ですが、未完と言われるとおりにロマンスとスケルツォ(一般的な曲構成からすると、第2、第3楽章にあたりましょうか)が残されたのみで終わってしまったようですな。若書きの断片ということになりましょうかね。

 

でも、演奏されたところを聴いてみれば、なかなかにいい曲のような。レクチャー段階で、ラフマニノフらしい印象というよりはチャイコフスキーを思い出させる…的な紹介がありましたですが、なるほどねえと思うところです。希代のメロディーメーカーであったチャイコフスキーの衣鉢を継ぐのは「おれだもんね」という気概が感じられそうでもありましたよ。

 

とはいえ、これに続いてブラームスの弦楽四重奏曲が演奏されますと、いやはやなんとも厚みと奥行きが全く違う。ラフマニノフの曲が若書きであると一層強調されてしまうような印象もありましたですねえ。

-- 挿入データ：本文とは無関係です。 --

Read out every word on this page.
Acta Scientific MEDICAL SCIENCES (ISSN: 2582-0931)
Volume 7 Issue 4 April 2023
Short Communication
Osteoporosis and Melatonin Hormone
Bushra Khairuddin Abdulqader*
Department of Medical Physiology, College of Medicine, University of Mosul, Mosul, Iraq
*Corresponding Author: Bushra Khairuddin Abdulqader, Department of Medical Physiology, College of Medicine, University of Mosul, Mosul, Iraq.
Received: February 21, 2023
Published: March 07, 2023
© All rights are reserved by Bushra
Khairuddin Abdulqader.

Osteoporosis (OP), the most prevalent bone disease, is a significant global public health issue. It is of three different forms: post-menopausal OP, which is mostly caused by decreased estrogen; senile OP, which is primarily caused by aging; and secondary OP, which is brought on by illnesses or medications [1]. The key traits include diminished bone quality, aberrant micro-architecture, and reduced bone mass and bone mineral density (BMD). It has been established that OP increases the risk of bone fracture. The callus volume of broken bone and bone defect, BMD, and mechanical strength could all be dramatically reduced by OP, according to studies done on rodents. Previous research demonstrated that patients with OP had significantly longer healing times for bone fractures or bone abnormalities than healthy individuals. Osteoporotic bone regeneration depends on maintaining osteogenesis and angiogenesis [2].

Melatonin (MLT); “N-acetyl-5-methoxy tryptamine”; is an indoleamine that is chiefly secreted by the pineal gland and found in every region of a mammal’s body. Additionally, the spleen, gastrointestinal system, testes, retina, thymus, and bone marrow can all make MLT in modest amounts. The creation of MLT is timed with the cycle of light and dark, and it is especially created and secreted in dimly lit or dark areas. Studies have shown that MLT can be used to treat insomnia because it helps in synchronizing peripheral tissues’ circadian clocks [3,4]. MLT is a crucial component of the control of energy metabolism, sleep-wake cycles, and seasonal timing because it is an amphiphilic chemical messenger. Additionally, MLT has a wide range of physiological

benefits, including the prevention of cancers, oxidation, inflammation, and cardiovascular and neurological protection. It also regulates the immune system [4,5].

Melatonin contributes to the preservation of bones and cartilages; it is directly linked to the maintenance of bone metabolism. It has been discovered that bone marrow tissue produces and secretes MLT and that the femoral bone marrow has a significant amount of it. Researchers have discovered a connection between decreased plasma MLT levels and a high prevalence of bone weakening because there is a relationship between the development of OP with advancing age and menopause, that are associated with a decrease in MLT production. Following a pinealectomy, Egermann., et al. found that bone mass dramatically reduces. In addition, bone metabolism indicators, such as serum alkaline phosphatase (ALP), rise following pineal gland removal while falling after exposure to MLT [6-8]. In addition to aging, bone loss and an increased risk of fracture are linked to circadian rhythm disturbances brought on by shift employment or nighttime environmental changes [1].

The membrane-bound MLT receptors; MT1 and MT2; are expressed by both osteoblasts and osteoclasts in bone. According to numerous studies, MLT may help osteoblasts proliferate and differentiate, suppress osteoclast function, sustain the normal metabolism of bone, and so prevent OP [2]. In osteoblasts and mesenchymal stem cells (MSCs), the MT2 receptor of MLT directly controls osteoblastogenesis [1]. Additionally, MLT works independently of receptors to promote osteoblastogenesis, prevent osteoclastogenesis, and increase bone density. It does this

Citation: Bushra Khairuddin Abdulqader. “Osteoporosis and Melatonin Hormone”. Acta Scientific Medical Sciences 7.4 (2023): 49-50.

同じく先人の衣鉢を継ぐといってもブラームスが意識したのはベートーヴェンであって、意識するのが強過ぎる余り、交響曲第1番の作曲には20年余りの歳月を要したとは夙に知られるところですが、弦楽四重奏曲第1番の方も8年近くを費やしたそうな。

 

ただ、時間をかけた弦楽四重奏曲が完成できたことで3年ほど後、ようやっと交響曲第1番を完成と言える至る弾みがついたかもしれません。何しろ両者はよく似た空気をまとっておるなと、一聴して感じたもので。

 

てな流れで行くとラフマニノフの曲が可哀想になりますけれど、今や必ずしも作曲技法へのこだわりをもって音楽を聴くばかりではないですので、美しいメロディーだけをとってももそっと聴かれても、つまりは演奏されてもいいような気がしましたですねえ。

 

ガーシュウィンの『ラプソディー・イン・ブルー』はシンフォニック・ジャズの礎を築いたといわれる一方で、その作曲技法のほどを指して、結局のところ、オケとピアノが交互に登場してくるだけと言われてしまったりするわりには、演奏される機会がとても多いといった例もありますしね。

 

そうは言っても、弦楽四重奏団のレパートリーと定番化していくことはなかろうと思いますので、アンコールピースとしてもそっと聴かれるようになったりしないかなあとは思ったものでありますよ。